The exponential relation between soil SI and model parameter α (Figure 5), reveals that an increase in α by SOC or PAM treatment may significantly increase soil SI due to the increase in the mean aggregate and pore size, and resistance of aggregates to slaking [10,34]. Excluding samples with high SOC content (>5%) from the relation increased the coefficient of determination R² from 0.68 to 0.87 (Figure 5), yet regression curves with the close exponents were “parallel”. Thus, exponential relations between SI and α (which include untreated and PAM-treated samples), could be considered as important and might suggest that along with SI, parameter α could also be used for evaluating changes in aggregate-structure stability following changes in soil intrinsic or extrinsic conditions associated with land use and management, including PAM application [59,60]. Finally, it transpires from our findings that PAM, in combination with other conservation methods, can integrally regulate soil aggregate-structure stability. Thus, PAM can be applied for restoration of crop, grass, bushland soil, or even forest soils, particularly in “hot spot” areas associated with enhanced translocation and leaching of the clay particles and cations in degraded lands from tropical, humid, and arid regions [8,23,32,33,34,59,62].

5. Conclusions

It emerged from our study that change of land use from cropland soils (annually tilled) to land uses that do not require tillage (bush, grass, and forest) has substantial positive effects on aggregate-structure stability indices in the studied acidic soils from the Ethiopian highlands. The observed positive effect of CaCO₃, and the negative effects of sodicity on SOC accumulation and soil structure development in the acidic soils studied, which have previously been mostly overlooked, need greater attention. The positive effects of the non-tilled land uses were ascribed to SOC accumulation and a lesser extent to CaCO₃ content; the magnitude of the effects depended on soil type. A viable alternative in the form of using small amounts of PAM (e.g., a soil amendment), was found effective in stabilizing aggregates and improving soil structure in all the studied soils. The contribution of PAM to improving aggregate stability was more pronounced in soils of lower SOC content, thus emphasizing PAM efficacy as a soil stabilizing agent in soils of a priori weak structure stability. The mechanisms by which SOC and PAM improve aggregate stability seems to differ as predominant changes were observed in the pore size range of macropores (>250 μm) for changes in land use and hence SOC effect, and in the pore size range of 60–250 μm in the case of PAM application.

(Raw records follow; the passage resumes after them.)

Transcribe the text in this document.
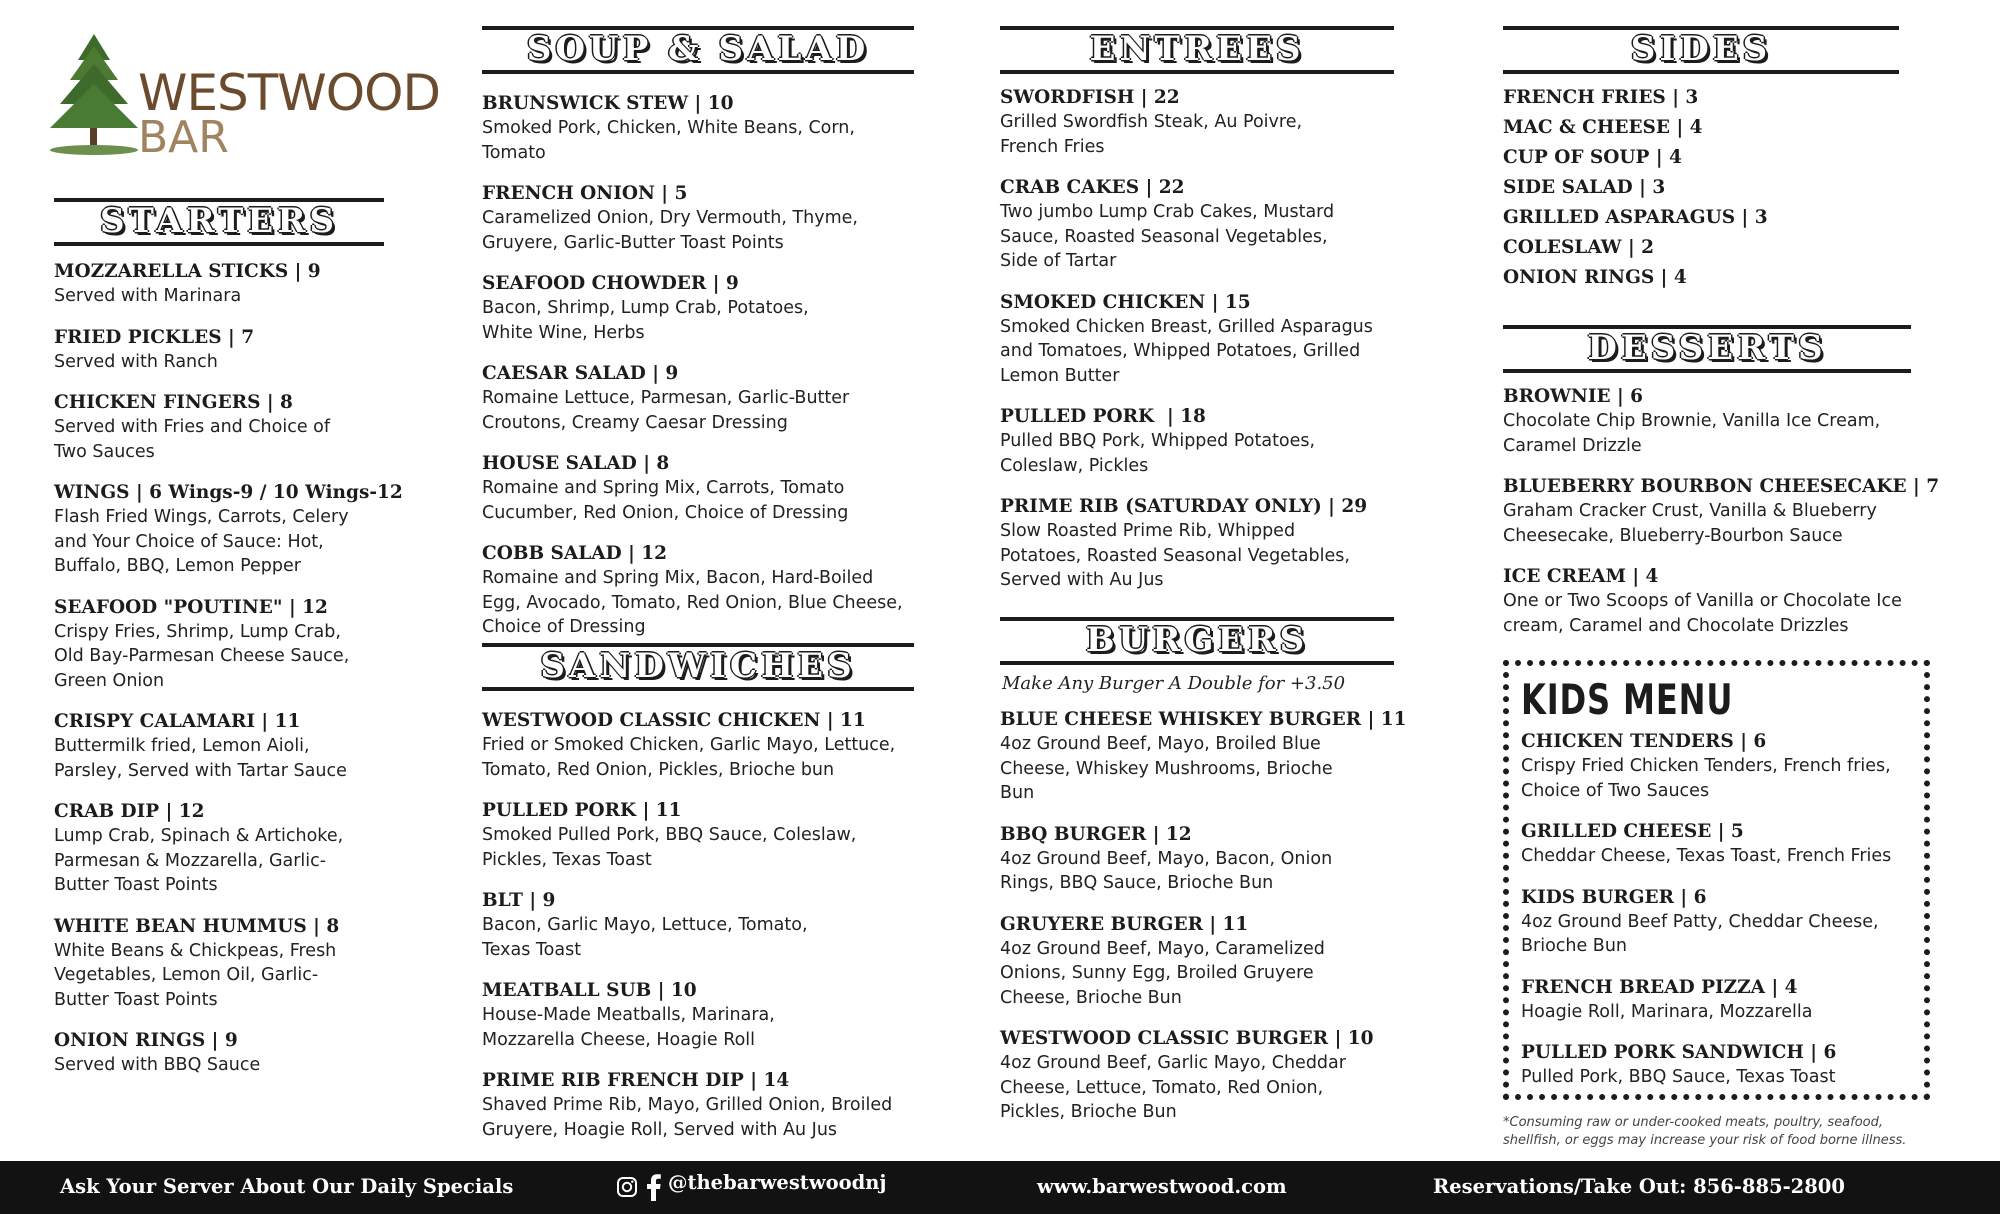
WESTWOOD
BAR
STARTERS
MOZZARELLA STICKS | 9
Served with Marinara
FRIED PICKLES | 7
Served with Ranch
CHICKEN FINGERS | 8
Served with Fries and Choice of Two Sauces
WINGS | 6 Wings-9 / 10 Wings-12
Flash Fried Wings, Carrots, Celery and Your Choice of Sauce: Hot, Buffalo, BBQ, Lemon Pepper
SEAFOOD "POUTINE" | 12
Crispy Fries, Shrimp, Lump Crab, Old Bay-Parmesan Cheese Sauce, Green Onion
CRISPY CALAMARI | 11
Buttermilk fried, Lemon Aioli, Parsley, Served with Tartar Sauce
CRAB DIP | 12
Lump Crab, Spinach & Artichoke, Parmesan & Mozzarella, Garlic-Butter Toast Points
WHITE BEAN HUMMUS | 8
White Beans & Chickpeas, Fresh Vegetables, Lemon Oil, Garlic-Butter Toast Points
ONION RINGS | 9
Served with BBQ Sauce
SOUP & SALAD
BRUNSWICK STEW | 10
Smoked Pork, Chicken, White Beans, Corn, Tomato
FRENCH ONION | 5
Caramelized Onion, Dry Vermouth, Thyme, Gruyere, Garlic-Butter Toast Points
SEAFOOD CHOWDER | 9
Bacon, Shrimp, Lump Crab, Potatoes, White Wine, Herbs
CAESAR SALAD | 9
Romaine Lettuce, Parmesan, Garlic-Butter Croutons, Creamy Caesar Dressing
HOUSE SALAD | 8
Romaine and Spring Mix, Carrots, Tomato Cucumber, Red Onion, Choice of Dressing
COBB SALAD | 12
Romaine and Spring Mix, Bacon, Hard-Boiled Egg, Avocado, Tomato, Red Onion, Blue Cheese, Choice of Dressing
SANDWICHES
WESTWOOD CLASSIC CHICKEN | 11
Fried or Smoked Chicken, Garlic Mayo, Lettuce, Tomato, Red Onion, Pickles, Brioche bun
PULLED PORK | 11
Smoked Pulled Pork, BBQ Sauce, Coleslaw, Pickles, Texas Toast
BLT | 9
Bacon, Garlic Mayo, Lettuce, Tomato, Texas Toast
MEATBALL SUB | 10
House-Made Meatballs, Marinara, Mozzarella Cheese, Hoagie Roll
PRIME RIB FRENCH DIP | 14
Shaved Prime Rib, Mayo, Grilled Onion, Broiled Gruyere, Hoagie Roll, Served with Au Jus
ENTREES
SWORDFISH | 22
Grilled Swordfish Steak, Au Poivre, French Fries
CRAB CAKES | 22
Two jumbo Lump Crab Cakes, Mustard Sauce, Roasted Seasonal Vegetables, Side of Tartar
SMOKED CHICKEN | 15
Smoked Chicken Breast, Grilled Asparagus and Tomatoes, Whipped Potatoes, Grilled Lemon Butter
PULLED PORK  | 18
Pulled BBQ Pork, Whipped Potatoes, Coleslaw, Pickles
PRIME RIB (SATURDAY ONLY) | 29
Slow Roasted Prime Rib, Whipped Potatoes, Roasted Seasonal Vegetables, Served with Au Jus
BURGERS
Make Any Burger A Double for +3.50
BLUE CHEESE WHISKEY BURGER | 11
4oz Ground Beef, Mayo, Broiled Blue Cheese, Whiskey Mushrooms, Brioche Bun
BBQ BURGER | 12
4oz Ground Beef, Mayo, Bacon, Onion Rings, BBQ Sauce, Brioche Bun
GRUYERE BURGER | 11
4oz Ground Beef, Mayo, Caramelized Onions, Sunny Egg, Broiled Gruyere Cheese, Brioche Bun
WESTWOOD CLASSIC BURGER | 10
4oz Ground Beef, Garlic Mayo, Cheddar Cheese, Lettuce, Tomato, Red Onion, Pickles, Brioche Bun
SIDES
FRENCH FRIES | 3
MAC & CHEESE | 4
CUP OF SOUP | 4
SIDE SALAD | 3
GRILLED ASPARAGUS | 3
COLESLAW | 2
ONION RINGS | 4
DESSERTS
BROWNIE | 6
Chocolate Chip Brownie, Vanilla Ice Cream, Caramel Drizzle
BLUEBERRY BOURBON CHEESECAKE | 7
Graham Cracker Crust, Vanilla & Blueberry Cheesecake, Blueberry-Bourbon Sauce
ICE CREAM | 4
One or Two Scoops of Vanilla or Chocolate Ice cream, Caramel and Chocolate Drizzles
KIDS MENU
CHICKEN TENDERS | 6
Crispy Fried Chicken Tenders, French fries, Choice of Two Sauces
GRILLED CHEESE | 5
Cheddar Cheese, Texas Toast, French Fries
KIDS BURGER | 6
4oz Ground Beef Patty, Cheddar Cheese, Brioche Bun
FRENCH BREAD PIZZA | 4
Hoagie Roll, Marinara, Mozzarella
PULLED PORK SANDWICH | 6
Pulled Pork, BBQ Sauce, Texas Toast
*Consuming raw or under-cooked meats, poultry, seafood, shellfish, or eggs may increase your risk of food borne illness.
Ask Your Server About Our Daily Specials	@thebarwestwoodnj	www.barwestwood.com	Reservations/Take Out: 856-885-2800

The efficacy of PAM application suggests that improving soil aggregate-structure stability is obtained almost immediately without the need to go through the time-consuming process of changing land use or using long-term no-till practices, to achieve the Sustainable Development Goals of the United Nations Land Degradation Neutrality challenge [63]. The results of PAM addition to the Ethiopian highland soils met our expectations that PAM addition (i) improves soil structure stability, and (ii) could replace, at least partly, traditional conservation measures, which include high-cost cultivation practices whose impact may emerge only after several decades. As the soil types and type of clay minerals and soil texture cannot be changed by management practices, employing practices such as PAM addition and SOC driven aggregation is crucial for short- and long-term soil structure stabilization under various land uses.